The comment of course is meant to both smear Obama with the taint of drug use while inflating McCain's military background in another pathetic and untenable occupation but it also reminds us of the much decorated Custer's military background and how much it helped him make good military and moral decisions. It reminds me that fighting the Indians "over there rather than here" worked out better for the Indians.
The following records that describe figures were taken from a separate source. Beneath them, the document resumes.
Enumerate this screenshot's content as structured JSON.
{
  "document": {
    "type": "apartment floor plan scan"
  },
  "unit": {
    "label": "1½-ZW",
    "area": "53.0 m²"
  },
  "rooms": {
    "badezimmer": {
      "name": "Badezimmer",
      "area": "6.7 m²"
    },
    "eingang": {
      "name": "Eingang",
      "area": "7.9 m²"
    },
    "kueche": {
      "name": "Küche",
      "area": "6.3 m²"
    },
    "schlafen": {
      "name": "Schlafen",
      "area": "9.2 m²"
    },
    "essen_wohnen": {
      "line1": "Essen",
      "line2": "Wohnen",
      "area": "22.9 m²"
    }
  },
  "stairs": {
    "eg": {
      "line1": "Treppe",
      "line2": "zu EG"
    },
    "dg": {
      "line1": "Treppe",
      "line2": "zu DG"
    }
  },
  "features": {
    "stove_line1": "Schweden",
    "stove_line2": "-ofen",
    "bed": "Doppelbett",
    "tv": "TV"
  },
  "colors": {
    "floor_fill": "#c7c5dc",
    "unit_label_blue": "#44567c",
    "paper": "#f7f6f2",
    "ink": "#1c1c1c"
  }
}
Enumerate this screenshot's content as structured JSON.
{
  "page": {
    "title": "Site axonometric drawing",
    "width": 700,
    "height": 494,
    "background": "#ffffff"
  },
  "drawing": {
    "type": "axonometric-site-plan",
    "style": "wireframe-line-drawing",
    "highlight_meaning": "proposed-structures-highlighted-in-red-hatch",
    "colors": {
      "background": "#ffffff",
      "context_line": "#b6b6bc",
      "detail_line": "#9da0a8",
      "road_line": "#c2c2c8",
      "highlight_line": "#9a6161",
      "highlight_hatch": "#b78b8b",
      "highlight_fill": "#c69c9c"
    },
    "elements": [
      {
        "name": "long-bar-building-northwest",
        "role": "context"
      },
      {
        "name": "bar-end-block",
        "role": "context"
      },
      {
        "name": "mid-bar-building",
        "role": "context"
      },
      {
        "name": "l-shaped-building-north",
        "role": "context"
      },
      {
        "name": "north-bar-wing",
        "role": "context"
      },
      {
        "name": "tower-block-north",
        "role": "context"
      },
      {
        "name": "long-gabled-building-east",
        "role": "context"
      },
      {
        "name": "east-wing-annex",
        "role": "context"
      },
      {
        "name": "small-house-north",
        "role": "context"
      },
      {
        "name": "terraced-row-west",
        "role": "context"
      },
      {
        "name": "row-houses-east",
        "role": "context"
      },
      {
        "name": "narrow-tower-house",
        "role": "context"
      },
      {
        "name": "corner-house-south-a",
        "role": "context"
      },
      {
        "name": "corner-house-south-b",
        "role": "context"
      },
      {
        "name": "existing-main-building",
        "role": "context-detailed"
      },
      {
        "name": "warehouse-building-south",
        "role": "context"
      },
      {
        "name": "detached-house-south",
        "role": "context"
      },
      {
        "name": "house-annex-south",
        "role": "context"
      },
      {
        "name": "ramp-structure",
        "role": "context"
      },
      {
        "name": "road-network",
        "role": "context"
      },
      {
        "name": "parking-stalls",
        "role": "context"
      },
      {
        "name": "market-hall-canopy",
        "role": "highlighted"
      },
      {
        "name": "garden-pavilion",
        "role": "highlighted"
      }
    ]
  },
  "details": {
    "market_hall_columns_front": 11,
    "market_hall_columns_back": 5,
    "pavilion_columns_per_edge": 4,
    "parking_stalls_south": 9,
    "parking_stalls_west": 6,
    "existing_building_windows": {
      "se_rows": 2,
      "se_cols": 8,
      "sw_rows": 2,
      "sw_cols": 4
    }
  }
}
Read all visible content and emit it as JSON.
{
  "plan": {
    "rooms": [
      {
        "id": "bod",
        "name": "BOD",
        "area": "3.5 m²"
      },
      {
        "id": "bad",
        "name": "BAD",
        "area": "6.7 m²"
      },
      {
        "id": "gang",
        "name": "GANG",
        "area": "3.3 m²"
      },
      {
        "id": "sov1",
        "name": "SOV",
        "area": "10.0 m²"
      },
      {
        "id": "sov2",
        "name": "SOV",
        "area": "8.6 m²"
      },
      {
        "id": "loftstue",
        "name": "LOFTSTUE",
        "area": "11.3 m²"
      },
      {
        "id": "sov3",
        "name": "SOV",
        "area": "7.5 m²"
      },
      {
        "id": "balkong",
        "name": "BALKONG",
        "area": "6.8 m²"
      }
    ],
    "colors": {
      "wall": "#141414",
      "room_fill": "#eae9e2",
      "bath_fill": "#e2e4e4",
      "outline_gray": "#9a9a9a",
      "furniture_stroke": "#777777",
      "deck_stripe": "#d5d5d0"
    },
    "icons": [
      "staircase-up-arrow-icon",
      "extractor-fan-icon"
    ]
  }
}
A moronic and irrelevant comment indeed -- and it begs us to speculate as to whether McCain knows Integrity isn't a Japanese car. I wonder if he's actually stupid enough to think Bush's "surge" isn't like trying to fight a forest fire by adding a squirt gun to the fire hoses and that no matter how much time you give it to work, you'll only lose the forest and probably get burned in the process. No, I don't think he's that stupid by nature. I think he's just so greedy to be President that he will reduce a situation far more complex than he admits; far more costly of human life, far more likely to inflame the world and far more difficult of resolution to stupid analogies, slogans and infantile name calling. Sitting Bull and Custer; slinging bull and McCain -- different battlefields, same results.

Saturday, March 10, 2007

How dare you call me articulate?

To call George Bush a delusional incompetent or Karl Rove a miserable bastard could be taken as being insensitive to their feelings. To call the junior Senator from Illinois a brilliant orator is, as we are told, insensitive to his feelings and insensitive to the feelings of a "Community" that we are simultaneously told he belongs to and does not belong to. Nobody seems to care what Mr. Obama actually thinks.

Words, you see, have to be interpreted in a strictly racist way in order to avoid the appearance of racism. People must be stereotyped, pigeonholed and treated as groups so that people of a racist mind won't call those who are not, racists.

We're all supposed to be "sensitive" and because this is America, we need to carry it to ridiculous and self-defeating extremes. Because this is America, we can no longer depend on words meaning what they mean - they can only be interpreted by the political priests who represent "communities" and because this is America, anyone objecting to anything becomes a "community" even if its a community of one. So what do you do to point out that Barak Obamaindispensable talents for a Statesman, you don't say anything; you ignore the man, lest some ad hoc "community" put words in your mouth. Best not to be impressed by his intelligence and capability, because the inquisition will assume some heresy no matter how sincere the compliment. Is there a sneakier way to enforce bad stereotypes than to suppress open admiration?

Carl Rove, of all people, should know better than to put his foot in his mouth and there is probably something "ulterior" about everything he says, but I can't disagree that Obama is articulate. I may delight in everything unpleasant that happens to Rove, but I'm sick to death of the crepuscular and rebarbate semantics. If nothing we say can be taken to mean what it means anymore, if nothing can be understood without implanting an ulterior motive chosen by the listener; if everything must be deconstructed and reconstructed as a contradiction, then language is useless and there is no point to being articulate and no point to free speech.